Table 2.
Prediction performances of prediction models for the number of all heatstrokes among 6 modelsa.
| GLM using WBGT only | GLM | GAM | RF | XGBoost | Consolidation of 16 GAMs specific to each cityb | |
|---|---|---|---|---|---|---|
| The number of all heatstrokes | ||||||
| Overall predictive accuracies per city per 12 h | ||||||
| RMSE in training | 1.73 | 1.41 | 1.37 | 0.73 | 1.09 | 1.27 |
| RMSE in testing | 3.73 | 2.92 | 2.47 | 3.51 | 3.28 | 5.25 |
| Predictive accuracies on days when the number of heatstrokes spikedc | ||||||
| MAPE per 1-day (%) in training | 22.6 | 18.4 | 18.0 | 8.3 | 11.9 | 16.8 |
| MAPE per 1-day (%) in testing | 43.0 | 27.1 | 19.7 | 32.0 | 28.5 | 19.0 |
| Total absolute percentage error (%) in training | 18.8 | 7.3 | 8.3 | 5.5 | 5.9 | 7.5 |
| Total absolute percentage error (%) in testing | 48.8 | 30.5 | 21.9 | 37.2 | 31.9 | 19.7 |
GLM generalized linear model, GAM generalized additive model, RF random forest, XGBoost extreme gradient boosting decision tree, WBGT wet bulb globe temperature, RMSE root-mean-square error, MAPE mean absolute percentage error.
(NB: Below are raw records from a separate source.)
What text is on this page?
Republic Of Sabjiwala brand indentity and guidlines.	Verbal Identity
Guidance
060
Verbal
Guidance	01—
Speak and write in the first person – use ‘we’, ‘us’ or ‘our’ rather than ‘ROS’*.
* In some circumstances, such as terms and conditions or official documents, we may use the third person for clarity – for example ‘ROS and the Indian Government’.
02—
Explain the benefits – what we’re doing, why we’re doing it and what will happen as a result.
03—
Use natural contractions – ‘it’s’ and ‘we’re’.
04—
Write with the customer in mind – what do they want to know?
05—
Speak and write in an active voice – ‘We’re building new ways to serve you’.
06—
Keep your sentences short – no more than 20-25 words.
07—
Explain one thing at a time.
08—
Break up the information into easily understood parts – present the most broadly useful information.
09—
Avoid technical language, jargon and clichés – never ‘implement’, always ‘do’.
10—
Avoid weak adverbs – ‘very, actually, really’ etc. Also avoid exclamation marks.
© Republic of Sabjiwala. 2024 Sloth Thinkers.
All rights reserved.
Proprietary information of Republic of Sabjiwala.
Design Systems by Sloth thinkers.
aSmaller RMSE, MAPE, and total absolute percentage error show better predictabilities.
bPrediction models specific to each of 16 cities were developed for city-specific prediction.
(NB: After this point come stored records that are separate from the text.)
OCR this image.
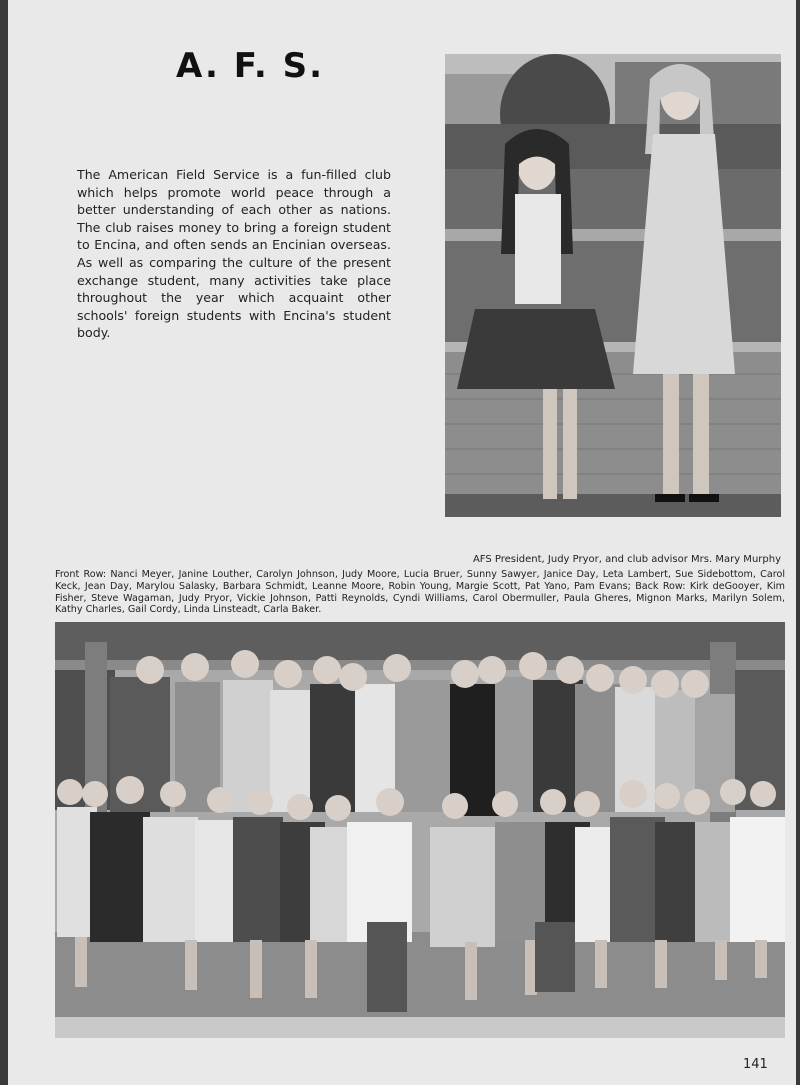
A. F. S.
The American Field Service is a fun-filled club which helps promote world peace through a better understanding of each other as nations. The club raises money to bring a foreign student to Encina, and often sends an Encinian overseas. As well as comparing the culture of the present exchange student, many activities take place throughout the year which acquaint other schools' foreign students with Encina's student body.
AFS President, Judy Pryor, and club advisor Mrs. Mary Murphy
Front Row: Nanci Meyer, Janine Louther, Carolyn Johnson, Judy Moore, Lucia Bruer, Sunny Sawyer, Janice Day, Leta Lambert, Sue Sidebottom, Carol Keck, Jean Day, Marylou Salasky, Barbara Schmidt, Leanne Moore, Robin Young, Margie Scott, Pat Yano, Pam Evans; Back Row: Kirk deGooyer, Kim Fisher, Steve Wagaman, Judy Pryor, Vickie Johnson, Patti Reynolds, Cyndi Williams, Carol Obermuller, Paula Gheres, Mignon Marks, Marilyn Solem, Kathy Charles, Gail Cordy, Linda Linsteadt, Carla Baker.
141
cMAPE and total absolute percentage error were calculated after observed and predicted values were summed up per day (for MAPE) per the entire period (for total absolute percentage error) on days when the number of all heatstrokes was 80th percentile (corresponding to 53.6 in 2015, 57.8 in 2016, 60.6 in 2017, and 89.8 in 2018) and over in each year. MAPE is a mean value of absolute errors divided by observed values.